Con Mi’raj (in arabo “scala” o “ascensione”), J Carrier utilizza come punto di partenza le idee esplorate nel suo libro Elementary Calculus (MACK, 2012): l’idea di distanza e quelle di destino, di speranza e del concetto della provvidenza. A queste si sommano nuovi concetti da esplorare: fede, futilità e possibilità di trascendenza.

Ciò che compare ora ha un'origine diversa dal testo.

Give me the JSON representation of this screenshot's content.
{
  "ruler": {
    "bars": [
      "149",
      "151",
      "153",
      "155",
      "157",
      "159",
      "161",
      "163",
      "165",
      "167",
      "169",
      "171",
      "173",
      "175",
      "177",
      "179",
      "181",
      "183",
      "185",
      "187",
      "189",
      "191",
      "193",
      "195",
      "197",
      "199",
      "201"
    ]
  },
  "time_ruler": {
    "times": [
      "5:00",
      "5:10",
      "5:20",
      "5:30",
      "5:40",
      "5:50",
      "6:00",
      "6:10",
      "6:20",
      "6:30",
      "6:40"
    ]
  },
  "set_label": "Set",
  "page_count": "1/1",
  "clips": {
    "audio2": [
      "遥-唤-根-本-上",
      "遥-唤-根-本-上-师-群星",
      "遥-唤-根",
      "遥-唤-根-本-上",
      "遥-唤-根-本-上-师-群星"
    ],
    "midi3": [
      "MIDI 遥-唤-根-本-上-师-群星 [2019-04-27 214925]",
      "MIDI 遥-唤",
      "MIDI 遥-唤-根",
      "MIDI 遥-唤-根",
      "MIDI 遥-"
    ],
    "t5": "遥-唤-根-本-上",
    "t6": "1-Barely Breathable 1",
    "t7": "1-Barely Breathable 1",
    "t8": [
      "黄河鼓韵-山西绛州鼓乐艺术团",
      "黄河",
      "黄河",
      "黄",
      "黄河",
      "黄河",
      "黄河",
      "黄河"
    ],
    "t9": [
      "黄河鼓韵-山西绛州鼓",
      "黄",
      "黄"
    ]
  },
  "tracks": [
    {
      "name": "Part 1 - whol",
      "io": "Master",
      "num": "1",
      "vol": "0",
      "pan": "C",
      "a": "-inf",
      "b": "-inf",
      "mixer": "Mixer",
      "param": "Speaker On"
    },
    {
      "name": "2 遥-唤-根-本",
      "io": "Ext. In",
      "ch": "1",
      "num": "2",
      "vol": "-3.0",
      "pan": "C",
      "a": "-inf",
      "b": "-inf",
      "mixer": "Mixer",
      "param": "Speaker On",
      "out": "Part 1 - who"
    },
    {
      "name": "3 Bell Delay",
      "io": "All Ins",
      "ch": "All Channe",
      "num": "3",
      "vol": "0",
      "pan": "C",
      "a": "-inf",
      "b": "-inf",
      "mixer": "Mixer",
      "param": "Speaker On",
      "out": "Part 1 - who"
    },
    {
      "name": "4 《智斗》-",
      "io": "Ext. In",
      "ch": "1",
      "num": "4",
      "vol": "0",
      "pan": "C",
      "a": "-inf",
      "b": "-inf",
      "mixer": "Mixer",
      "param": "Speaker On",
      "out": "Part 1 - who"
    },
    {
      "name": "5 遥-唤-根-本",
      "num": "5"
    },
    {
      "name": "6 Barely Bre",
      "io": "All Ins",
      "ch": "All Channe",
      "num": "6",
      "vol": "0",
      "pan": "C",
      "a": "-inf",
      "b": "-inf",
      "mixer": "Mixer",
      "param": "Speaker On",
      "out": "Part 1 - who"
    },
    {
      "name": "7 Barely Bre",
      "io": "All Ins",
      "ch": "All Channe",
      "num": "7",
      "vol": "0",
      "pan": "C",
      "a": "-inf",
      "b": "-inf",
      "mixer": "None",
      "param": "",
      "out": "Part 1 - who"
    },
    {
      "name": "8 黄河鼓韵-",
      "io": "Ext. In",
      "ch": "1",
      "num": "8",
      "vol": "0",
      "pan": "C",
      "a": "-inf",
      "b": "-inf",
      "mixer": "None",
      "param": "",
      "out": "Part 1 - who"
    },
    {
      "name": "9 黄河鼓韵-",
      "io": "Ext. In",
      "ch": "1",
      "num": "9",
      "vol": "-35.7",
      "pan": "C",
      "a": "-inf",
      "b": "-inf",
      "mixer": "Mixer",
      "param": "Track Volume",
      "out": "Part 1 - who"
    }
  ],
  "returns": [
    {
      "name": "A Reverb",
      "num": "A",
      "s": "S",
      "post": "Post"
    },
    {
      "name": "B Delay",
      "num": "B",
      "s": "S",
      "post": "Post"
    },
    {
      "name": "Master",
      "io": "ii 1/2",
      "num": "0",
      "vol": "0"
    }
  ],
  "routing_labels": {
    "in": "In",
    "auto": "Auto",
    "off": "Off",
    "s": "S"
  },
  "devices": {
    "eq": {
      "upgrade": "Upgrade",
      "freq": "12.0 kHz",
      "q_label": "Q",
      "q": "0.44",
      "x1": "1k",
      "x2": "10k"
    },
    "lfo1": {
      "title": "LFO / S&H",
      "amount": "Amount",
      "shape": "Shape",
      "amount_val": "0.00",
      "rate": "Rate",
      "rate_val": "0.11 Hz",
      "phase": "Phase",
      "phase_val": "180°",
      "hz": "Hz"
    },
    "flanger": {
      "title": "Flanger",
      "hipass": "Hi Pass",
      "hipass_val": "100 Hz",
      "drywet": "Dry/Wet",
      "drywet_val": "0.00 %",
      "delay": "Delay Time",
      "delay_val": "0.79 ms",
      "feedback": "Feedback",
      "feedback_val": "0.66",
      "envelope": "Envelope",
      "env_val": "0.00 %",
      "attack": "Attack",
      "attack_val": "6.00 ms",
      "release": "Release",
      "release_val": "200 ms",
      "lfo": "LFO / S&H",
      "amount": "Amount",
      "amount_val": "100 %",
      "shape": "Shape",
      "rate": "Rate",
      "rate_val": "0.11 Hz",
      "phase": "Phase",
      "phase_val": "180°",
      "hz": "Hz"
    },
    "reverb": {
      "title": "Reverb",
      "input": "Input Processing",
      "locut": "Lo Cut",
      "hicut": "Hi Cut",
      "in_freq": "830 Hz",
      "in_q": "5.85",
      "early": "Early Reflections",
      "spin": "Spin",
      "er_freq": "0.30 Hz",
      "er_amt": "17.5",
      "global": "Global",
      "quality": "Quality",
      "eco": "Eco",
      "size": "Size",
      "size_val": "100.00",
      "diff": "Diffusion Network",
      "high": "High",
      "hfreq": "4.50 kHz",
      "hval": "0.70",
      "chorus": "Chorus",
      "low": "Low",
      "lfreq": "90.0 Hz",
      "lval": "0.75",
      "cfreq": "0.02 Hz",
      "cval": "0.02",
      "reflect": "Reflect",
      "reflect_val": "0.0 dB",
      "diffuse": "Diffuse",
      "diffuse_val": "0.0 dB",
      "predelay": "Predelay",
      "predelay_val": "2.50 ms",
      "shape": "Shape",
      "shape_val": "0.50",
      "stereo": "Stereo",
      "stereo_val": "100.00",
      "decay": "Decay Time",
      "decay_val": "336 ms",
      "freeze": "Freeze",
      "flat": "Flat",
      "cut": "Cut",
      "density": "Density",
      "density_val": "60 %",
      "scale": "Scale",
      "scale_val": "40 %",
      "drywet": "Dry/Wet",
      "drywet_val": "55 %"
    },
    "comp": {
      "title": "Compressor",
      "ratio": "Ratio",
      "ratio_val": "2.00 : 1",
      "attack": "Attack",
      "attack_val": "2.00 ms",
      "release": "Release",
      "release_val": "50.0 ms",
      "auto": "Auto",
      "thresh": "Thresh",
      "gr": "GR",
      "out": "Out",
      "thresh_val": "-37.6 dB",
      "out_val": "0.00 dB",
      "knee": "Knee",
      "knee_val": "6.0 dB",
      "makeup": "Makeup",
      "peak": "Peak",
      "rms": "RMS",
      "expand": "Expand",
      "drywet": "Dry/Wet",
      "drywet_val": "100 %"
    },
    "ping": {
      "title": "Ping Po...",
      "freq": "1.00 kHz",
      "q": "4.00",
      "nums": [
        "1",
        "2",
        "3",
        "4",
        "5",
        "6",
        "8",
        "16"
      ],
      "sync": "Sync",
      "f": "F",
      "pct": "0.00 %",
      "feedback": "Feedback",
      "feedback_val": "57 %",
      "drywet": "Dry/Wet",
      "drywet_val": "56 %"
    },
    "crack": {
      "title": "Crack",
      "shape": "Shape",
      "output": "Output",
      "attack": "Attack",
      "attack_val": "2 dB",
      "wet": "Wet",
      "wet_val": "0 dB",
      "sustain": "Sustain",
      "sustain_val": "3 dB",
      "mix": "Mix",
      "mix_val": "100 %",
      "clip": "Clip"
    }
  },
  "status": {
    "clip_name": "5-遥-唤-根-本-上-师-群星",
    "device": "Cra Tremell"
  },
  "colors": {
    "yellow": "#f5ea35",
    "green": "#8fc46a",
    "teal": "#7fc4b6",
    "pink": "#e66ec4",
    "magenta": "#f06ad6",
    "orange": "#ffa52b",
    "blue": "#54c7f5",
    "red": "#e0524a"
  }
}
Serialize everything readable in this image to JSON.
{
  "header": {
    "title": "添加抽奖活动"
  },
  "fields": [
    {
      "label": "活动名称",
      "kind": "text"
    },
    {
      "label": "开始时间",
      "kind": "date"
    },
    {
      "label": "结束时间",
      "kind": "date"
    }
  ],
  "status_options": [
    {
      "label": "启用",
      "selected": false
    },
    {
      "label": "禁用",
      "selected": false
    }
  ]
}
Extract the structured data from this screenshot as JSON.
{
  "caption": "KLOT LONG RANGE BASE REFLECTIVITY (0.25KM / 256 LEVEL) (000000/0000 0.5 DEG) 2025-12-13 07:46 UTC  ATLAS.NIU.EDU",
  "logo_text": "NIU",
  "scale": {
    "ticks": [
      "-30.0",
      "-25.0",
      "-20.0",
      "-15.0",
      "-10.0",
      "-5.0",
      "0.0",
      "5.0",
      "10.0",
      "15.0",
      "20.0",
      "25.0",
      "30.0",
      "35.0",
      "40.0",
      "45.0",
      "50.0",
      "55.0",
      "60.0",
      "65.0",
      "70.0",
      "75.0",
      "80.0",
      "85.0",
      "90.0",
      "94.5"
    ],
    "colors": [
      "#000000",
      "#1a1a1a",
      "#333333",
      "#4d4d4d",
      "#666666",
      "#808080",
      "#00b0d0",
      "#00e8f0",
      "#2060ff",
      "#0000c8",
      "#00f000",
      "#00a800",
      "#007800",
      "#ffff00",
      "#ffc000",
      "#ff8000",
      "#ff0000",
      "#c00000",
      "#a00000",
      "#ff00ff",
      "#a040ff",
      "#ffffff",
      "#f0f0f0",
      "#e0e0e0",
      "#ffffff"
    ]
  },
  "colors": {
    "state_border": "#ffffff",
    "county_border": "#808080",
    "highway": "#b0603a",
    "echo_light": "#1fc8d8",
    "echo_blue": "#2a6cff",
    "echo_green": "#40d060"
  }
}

Lavorando per diversi anni, Carrier ha scelto di esplorare la Città Vecchia, Gerusalemme Est e Ovest e altre aree della Cisgiordania, confrontandosi direttamente con le tracce reali e tangibili di migliaia di anni di Storia e di credenze. Utilizzando un processo iterativo, ripercorrendo più e più volte le medesime strade, Carrier dà vita a una sequenza intessuta da frammenti di realtà parallele e divergenti, eppure al contempo strettamente saldate insieme.
Al-Isra’ wal-Mi’raj descrive il viaggio intrapreso dal profeta Maometto con l’angelo Gabriele dal “luogo più lontano” – il sito dell’odierna Moschea Al Aqsa nella Città Vecchia – verso il Paradiso.
Questo luogo non è sacro solo per i musulmani, ma anche per gli ebrei per via del Monte del Tempio, dove si trovano il Primo e il Secondo Tempio, e per i cristiani – dove Dio creò Adamo dalla polvere e dove Giacobbe, con la testa appoggiata sulle pietre, sognò gli angeli.
La narrazione dell’ascensione di Maometto ha fornito a Carrier la cornice per esplorare l’idea universale dell’aspirazione umana. Guardando, ci troviamo di fronte a limiti – fisici, spirituali, esistenziali – che fanno i conti con i materiali del mondo – facciate e pietre. “È al contempo un esame e una riesumazione”, dice Carrier, “attraverso questi oggetti concreti, si rivela l’essenza immateriale di una terra in bilico tra il sacro, l’ideologico e il profano”.